US stockmarkets fell and the dollar dropped to an eight month low yesterday over growing concerns of the economic effects of the stand-off over the US budget.
The S&P 500 and Dow Jones indices both finished the day down 0.9 per cent, while the Nasdaq fell by more than 1 per cent.
The dollar fell against the euro, Swiss franc and the yen, to stand at its lowest value in eight months against the euro.
The US has entered a fourth day of a shutdown of non-essential parts of the federal government but this is being overshadowed by concerns that the US government and Congress will be unable to agree an increase in the US debt ceiling which would result in a default on its government debt.
The concerns also spread to Asian equity markets, with Japan’s Nikkei index down 0.7 per cent at the close.
Yesterday both the US Treasury and IMF managing director Christine Lagarde warned of dire effects if the US was unable to agree a deal to raise the US debt ceiling.
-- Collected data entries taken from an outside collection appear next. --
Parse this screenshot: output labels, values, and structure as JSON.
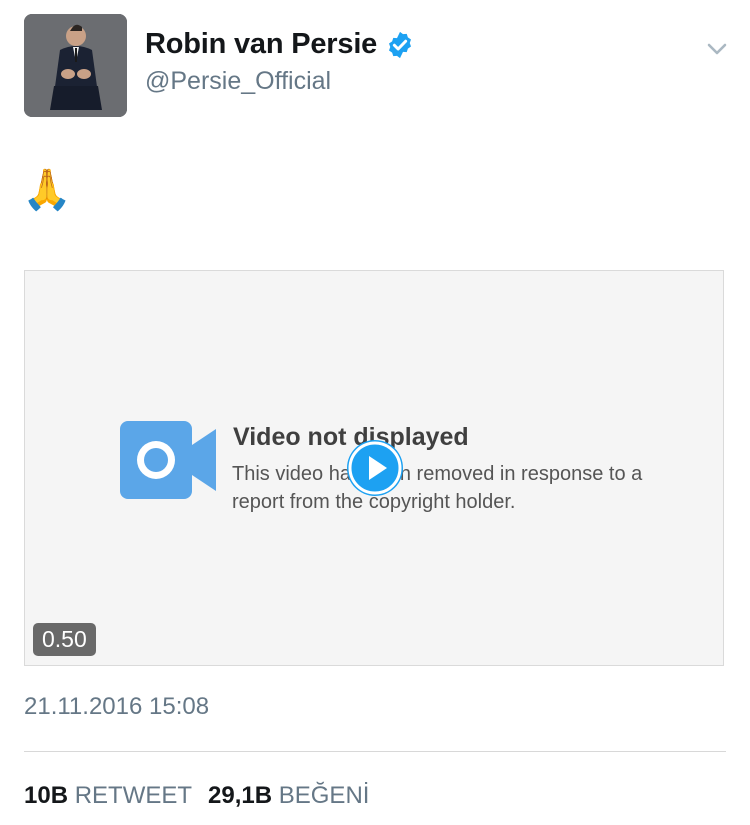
{
  "tweet": {
    "author": {
      "display_name": "Robin van Persie",
      "handle": "@Persie_Official",
      "verified": true,
      "avatar": "avatar"
    },
    "text": "🙏",
    "media": {
      "notice_title": "Video not displayed",
      "notice_message": "This video has been removed in response to a report from the copyright holder.",
      "duration": "0.50",
      "play_icon": "play-icon",
      "camera_icon": "video-camera-icon"
    },
    "timestamp": "21.11.2016 15:08",
    "stats": {
      "retweets": "10B",
      "retweets_label": "RETWEET",
      "likes": "29,1B",
      "likes_label": "BEĞENİ"
    }
  },
  "colors": {
    "accent": "#1da1f2",
    "verified_badge": "#1da1f2",
    "camera_icon": "#5ba6e8",
    "secondary_text": "#657786"
  }
}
A report from the US Treasury warned that if an agreement on the debt ceiling is not reached before 17 October the US would be plunged into the biggest recession since the Great Depression.
The report said: “A default would be unprecedented and has the potential to be catastrophic. Credit markets could freeze, the value of the dollar could plummet, US interest rates could skyrocket, the negative spillovers could reverberate around the world, and there might be a financial crisis and recession that could echo the events of 2008 or worse.”
And Lagarde urged US politicians to find a way to break the deadlock: “In the midst of this fiscal challenge, the ongoing political uncertainty over the budget and the debt ceiling does not help. The government shutdown is bad enough, but failure to raise the debt ceiling would be far worse, and could very seriously damage not only the US economy, but the entire global economy.”
In early trading on Friday, UK stockmarkets were also down, with the FTSE 100 down by 0.2 per cent.